Verder bevordert het de toewijzing van schaarse kapitaalbronnen in productievere kanalen. Bepaalde economen pleiten in dergelijke landen voor een beleid van lage rentevoeten omdat hoge rentes investeringen ontmoedigen. Maar empirisch bewijs suggereert dat investeringen in bedrijven en industrie in niet-ontwikkelde landen intrestonelastisch zijn omdat rente een zeer klein deel van de totale investeringskosten vormt. Ondanks deze tegengestelde zienswijzen is het aan te bevelen dat de monetaire autoriteit een beleid van discriminerende rentevoeten volgt door hoge rentetarieven in rekening te brengen voor niet-essentieel en niet-productief gebruik en lage rentetarieven voor productief gebruik.

Om bank- en financiële instellingen aan te maken:

Een van de doelstellingen van het monetaire beleid in een onderontwikkeld land is het creëren en ontwikkelen van bank- en financiële instellingen om besparingen voor kapitaalvorming aan te moedigen, te mobiliseren en te kanaliseren.

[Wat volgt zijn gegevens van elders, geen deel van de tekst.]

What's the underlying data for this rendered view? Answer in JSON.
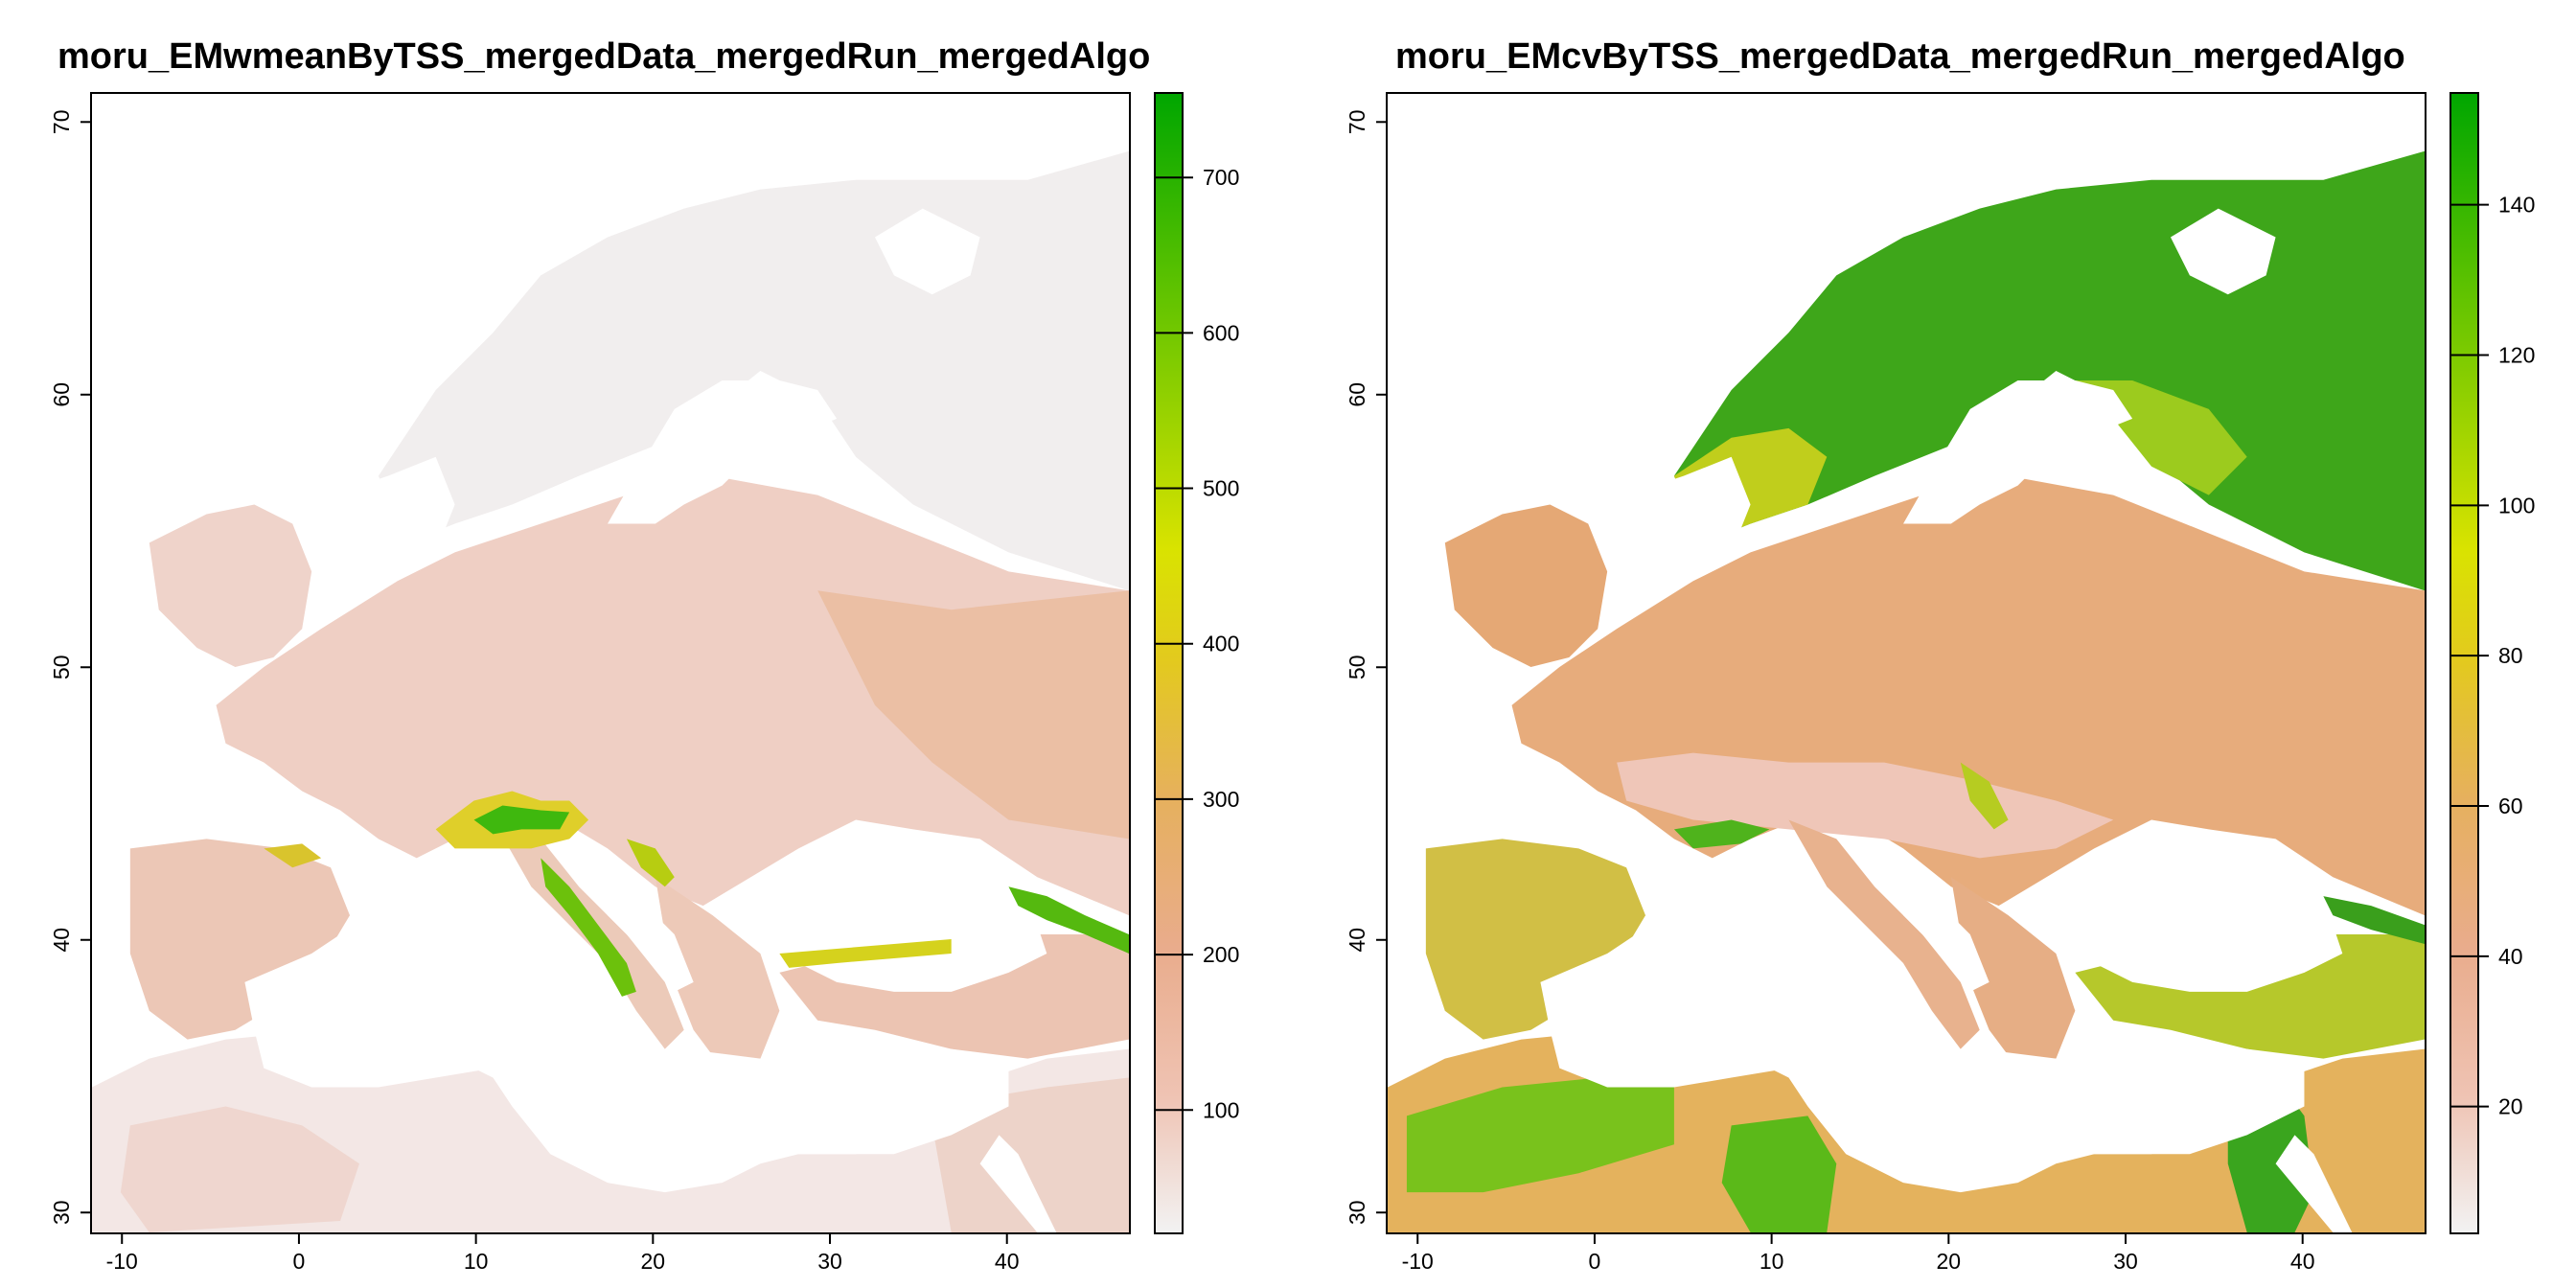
{
  "panels": [
    {
      "title": "moru_EMwmeanByTSS_mergedData_mergedRun_mergedAlgo",
      "legend_ticks": [
        {
          "value": 100,
          "label": "100"
        },
        {
          "value": 200,
          "label": "200"
        },
        {
          "value": 300,
          "label": "300"
        },
        {
          "value": 400,
          "label": "400"
        },
        {
          "value": 500,
          "label": "500"
        },
        {
          "value": 600,
          "label": "600"
        },
        {
          "value": 700,
          "label": "700"
        }
      ],
      "legend_range": [
        20,
        755
      ],
      "colors": {
        "background": "#f2f2f2",
        "land_main": "#efc2b1",
        "land_hot": "#e8ae85",
        "highlight_yellow": "#d9d300",
        "highlight_green": "#3fb80e"
      }
    },
    {
      "title": "moru_EMcvByTSS_mergedData_mergedRun_mergedAlgo",
      "legend_ticks": [
        {
          "value": 20,
          "label": "20"
        },
        {
          "value": 40,
          "label": "40"
        },
        {
          "value": 60,
          "label": "60"
        },
        {
          "value": 80,
          "label": "80"
        },
        {
          "value": 100,
          "label": "100"
        },
        {
          "value": 120,
          "label": "120"
        },
        {
          "value": 140,
          "label": "140"
        }
      ],
      "legend_range": [
        3,
        155
      ],
      "colors": {
        "background": "#e8a972",
        "land_main": "#e7ac7c",
        "land_light": "#efc6b8",
        "highlight_yellow": "#dede00",
        "highlight_green": "#2aa816"
      }
    }
  ],
  "x_axis": {
    "ticks": [
      {
        "value": -10,
        "label": "-10"
      },
      {
        "value": 0,
        "label": "0"
      },
      {
        "value": 10,
        "label": "10"
      },
      {
        "value": 20,
        "label": "20"
      },
      {
        "value": 30,
        "label": "30"
      },
      {
        "value": 40,
        "label": "40"
      }
    ],
    "range": [
      -11.8,
      47
    ]
  },
  "y_axis": {
    "ticks": [
      {
        "value": 30,
        "label": "30"
      },
      {
        "value": 40,
        "label": "40"
      },
      {
        "value": 50,
        "label": "50"
      },
      {
        "value": 60,
        "label": "60"
      },
      {
        "value": 70,
        "label": "70"
      }
    ],
    "range": [
      29.2,
      71.1
    ]
  },
  "colorbar": [
    "#f2f2f2",
    "#efc3b3",
    "#e9ac8c",
    "#e6b05e",
    "#e3c91f",
    "#d9e300",
    "#98d200",
    "#53bf00",
    "#00a600"
  ]
}
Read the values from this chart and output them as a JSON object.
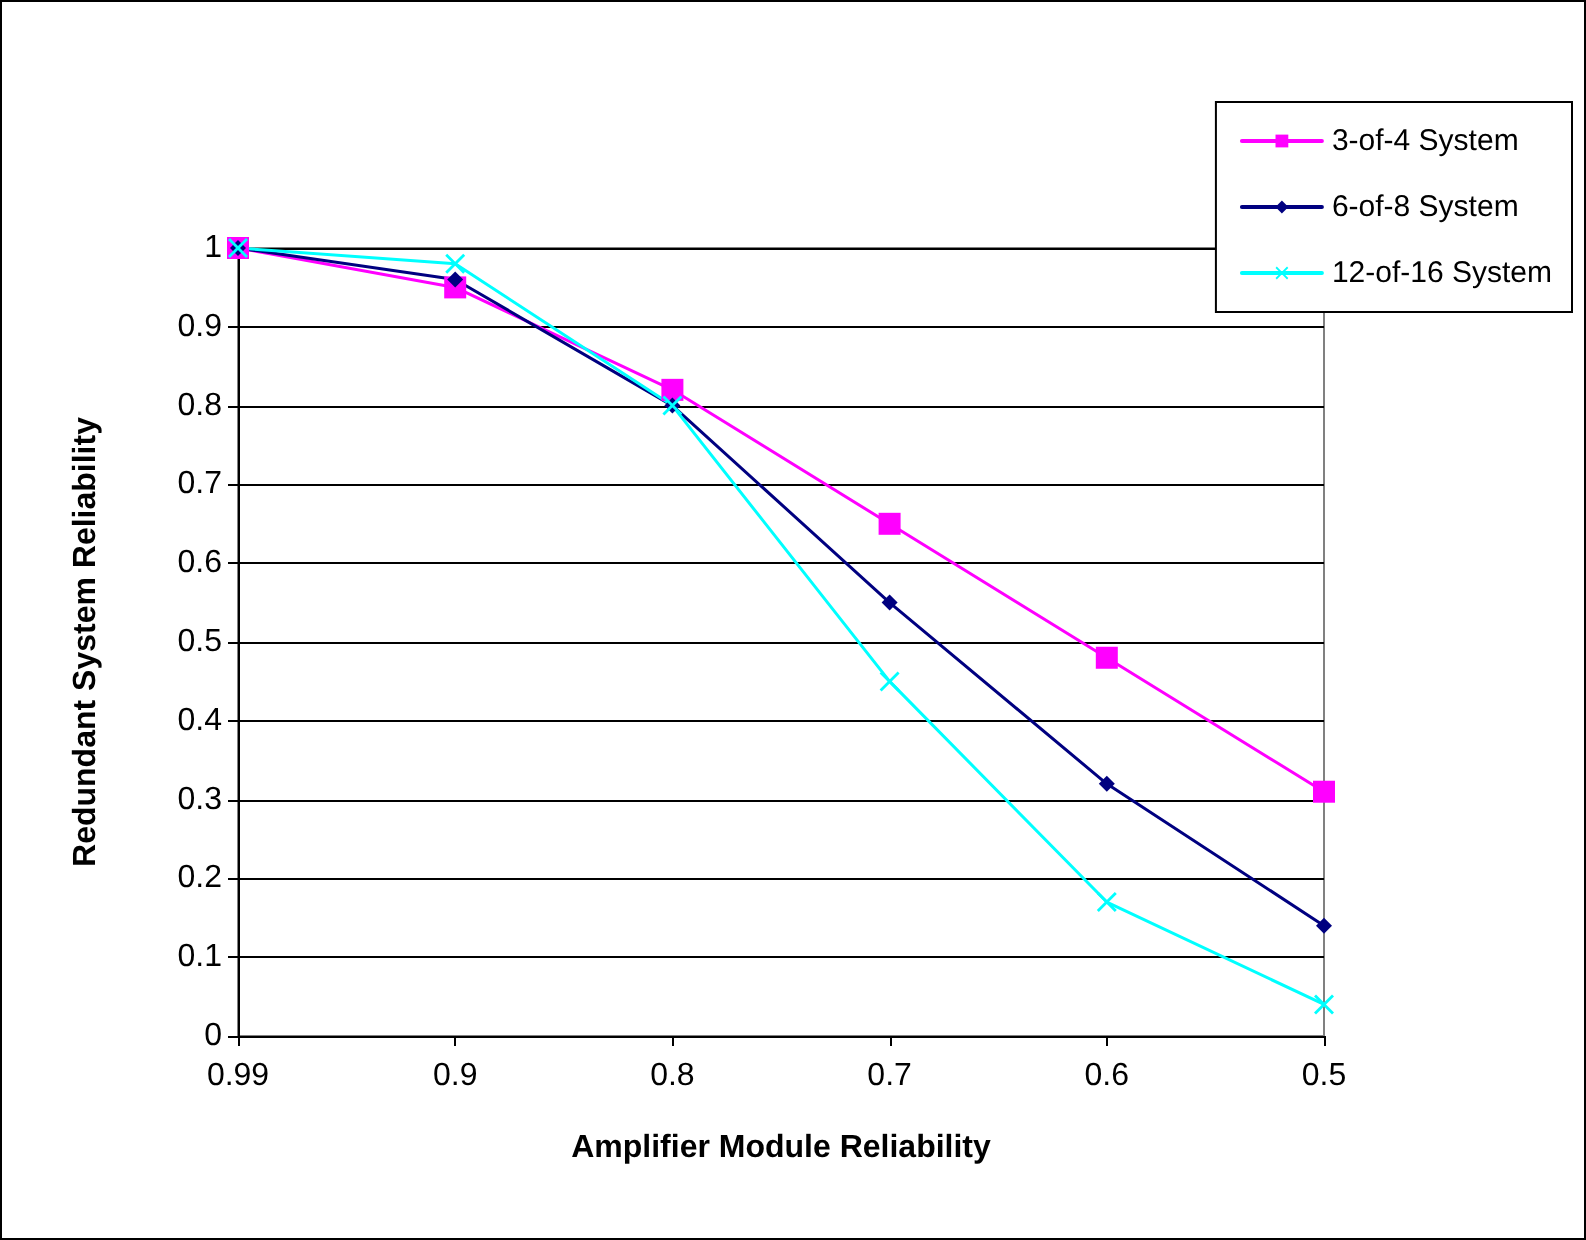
{
  "chart_data": {
    "type": "line",
    "xlabel": "Amplifier Module Reliability",
    "ylabel": "Redundant System Reliability",
    "categories": [
      "0.99",
      "0.9",
      "0.8",
      "0.7",
      "0.6",
      "0.5"
    ],
    "series": [
      {
        "name": "3-of-4 System",
        "color": "#ff00ff",
        "marker": "square",
        "values": [
          1.0,
          0.95,
          0.82,
          0.65,
          0.48,
          0.31
        ]
      },
      {
        "name": "6-of-8 System",
        "color": "#000080",
        "marker": "diamond",
        "values": [
          1.0,
          0.96,
          0.8,
          0.55,
          0.32,
          0.14
        ]
      },
      {
        "name": "12-of-16 System",
        "color": "#00ffff",
        "marker": "cross",
        "values": [
          1.0,
          0.98,
          0.8,
          0.45,
          0.17,
          0.04
        ]
      }
    ],
    "ylim": [
      0,
      1
    ],
    "yticks": [
      0,
      0.1,
      0.2,
      0.3,
      0.4,
      0.5,
      0.6,
      0.7,
      0.8,
      0.9,
      1
    ],
    "grid": "y",
    "legend": "top right",
    "line_style": "solid"
  }
}
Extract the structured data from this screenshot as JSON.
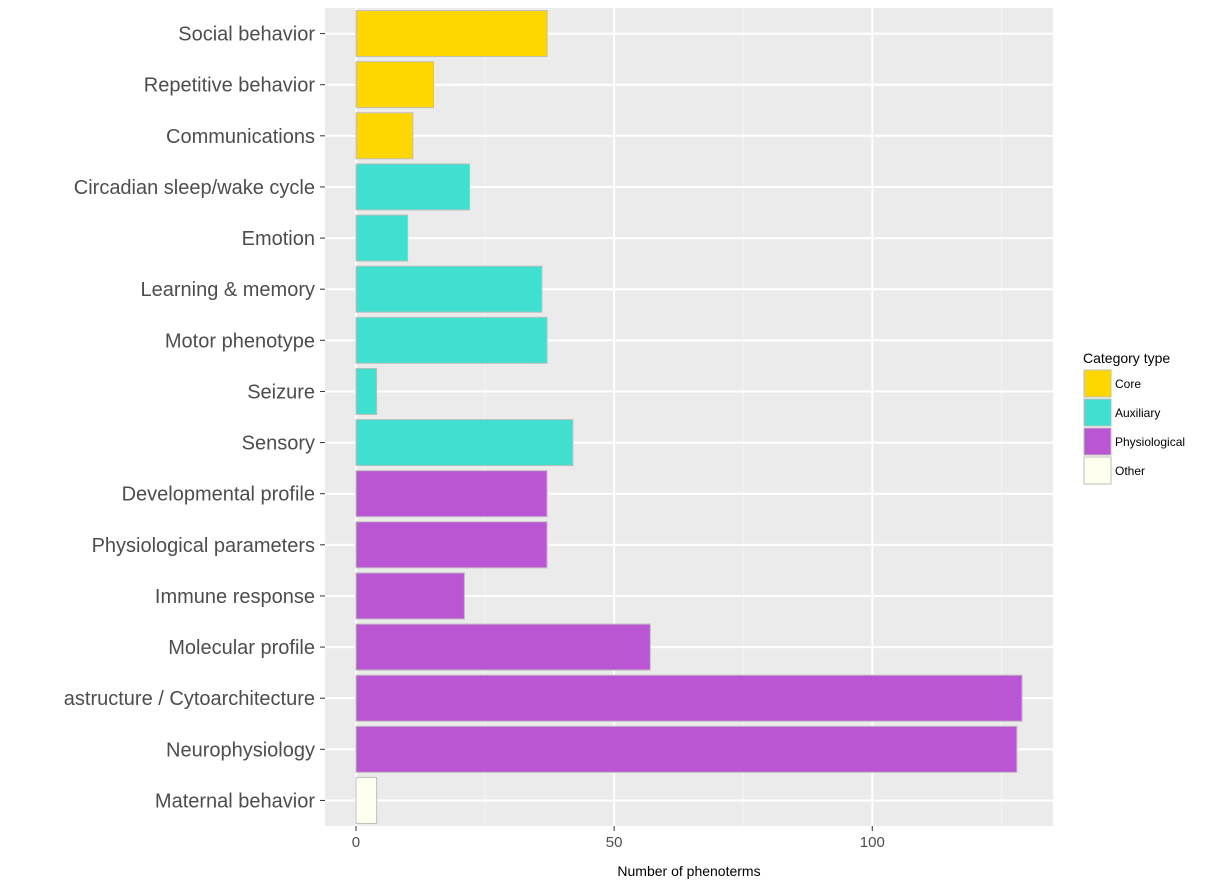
{
  "chart_data": {
    "type": "bar",
    "orientation": "horizontal",
    "xlabel": "Number of phenoterms",
    "ylabel": "",
    "xlim": [
      -6,
      135
    ],
    "x_ticks": [
      0,
      50,
      100
    ],
    "grid": true,
    "legend": {
      "title": "Category type",
      "position": "right",
      "entries": [
        {
          "name": "Core",
          "color": "#FFD700"
        },
        {
          "name": "Auxiliary",
          "color": "#40E0D0"
        },
        {
          "name": "Physiological",
          "color": "#BA55D3"
        },
        {
          "name": "Other",
          "color": "#FFFFF0"
        }
      ]
    },
    "categories": [
      "Social behavior",
      "Repetitive behavior",
      "Communications",
      "Circadian sleep/wake cycle",
      "Emotion",
      "Learning & memory",
      "Motor phenotype",
      "Seizure",
      "Sensory",
      "Developmental profile",
      "Physiological parameters",
      "Immune response",
      "Molecular profile",
      "astructure / Cytoarchitecture",
      "Neurophysiology",
      "Maternal behavior"
    ],
    "values": [
      37,
      15,
      11,
      22,
      10,
      36,
      37,
      4,
      42,
      37,
      37,
      21,
      57,
      129,
      128,
      4
    ],
    "category_types": [
      "Core",
      "Core",
      "Core",
      "Auxiliary",
      "Auxiliary",
      "Auxiliary",
      "Auxiliary",
      "Auxiliary",
      "Auxiliary",
      "Physiological",
      "Physiological",
      "Physiological",
      "Physiological",
      "Physiological",
      "Physiological",
      "Other"
    ]
  }
}
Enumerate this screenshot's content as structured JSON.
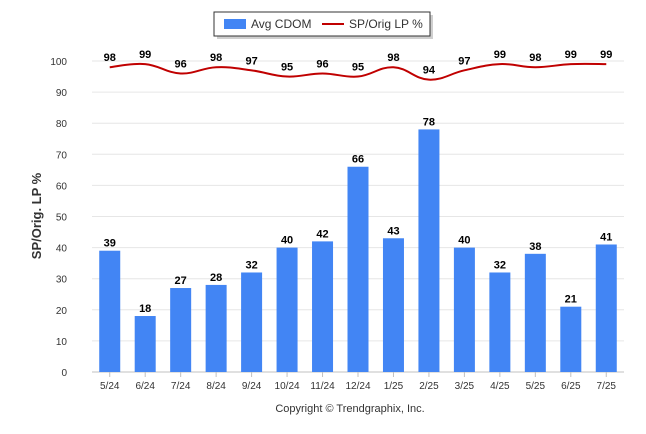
{
  "chart_data": {
    "type": "bar",
    "categories": [
      "5/24",
      "6/24",
      "7/24",
      "8/24",
      "9/24",
      "10/24",
      "11/24",
      "12/24",
      "1/25",
      "2/25",
      "3/25",
      "4/25",
      "5/25",
      "6/25",
      "7/25"
    ],
    "series": [
      {
        "name": "Avg CDOM",
        "kind": "bar",
        "color": "#4285f4",
        "values": [
          39,
          18,
          27,
          28,
          32,
          40,
          42,
          66,
          43,
          78,
          40,
          32,
          38,
          21,
          41
        ]
      },
      {
        "name": "SP/Orig LP %",
        "kind": "line",
        "color": "#c00000",
        "values": [
          98,
          99,
          96,
          98,
          97,
          95,
          96,
          95,
          98,
          94,
          97,
          99,
          98,
          99,
          99
        ]
      }
    ],
    "ylabel": "SP/Orig. LP %",
    "ylim": [
      0,
      100
    ],
    "yticks": [
      0,
      10,
      20,
      30,
      40,
      50,
      60,
      70,
      80,
      90,
      100
    ],
    "grid": true,
    "legend": "top-center"
  },
  "footer": {
    "credit": "Copyright © Trendgraphix, Inc."
  }
}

De monetaire autoriteit moet het opzetten van filiaalbankieren in landelijke en stedelijke gebieden aanmoedigen. Een dergelijk beleid helpt bij het genereren van inkomsten uit niet-gemonetariseerde sectoren en stimuleert besparing en investeringen voor kapitaalvorming. Het moet ook geld en een kapitaalmarkt organiseren en ontwikkelen. Deze zijn essentieel voor het succes van een ontwikkelingsgericht monetair beleid dat ook schuldbeheer omvat.

Schuldbeheer:

Schuldbeheer is een van de belangrijke functies van het monetaire beleid in een onderontwikkeld land. Het is gericht op een goede timing en uitgifte van staatsobligaties, het stabiliseren van hun prijzen en het minimaliseren van de kosten van het onderhoud van de overheidsschuld.

Het primaire doel van schuldbeheer is het creëren van omstandigheden waarin het lenen door de overheid van jaar tot jaar kan toenemen. Het lenen van overheidsmiddelen is in dergelijke landen van essentieel belang om ontwikkelingsprogramma's te financieren en de geldhoeveelheid te beheersen. Maar het lenen door de overheid moet goedkoop zijn. Lage rentetarieven verhogen de prijs van staatsobligaties en maken ze aantrekkelijker voor het publiek. Ze houden ook de last van de schuld laag.

Zo helpt een passend monetair beleid, zoals hierboven uiteengezet, bij het beheersen van de inflatie, het overbruggen van de betalingsbalanskloof, het aanmoedigen van kapitaalvorming en het bevorderen van economische groei.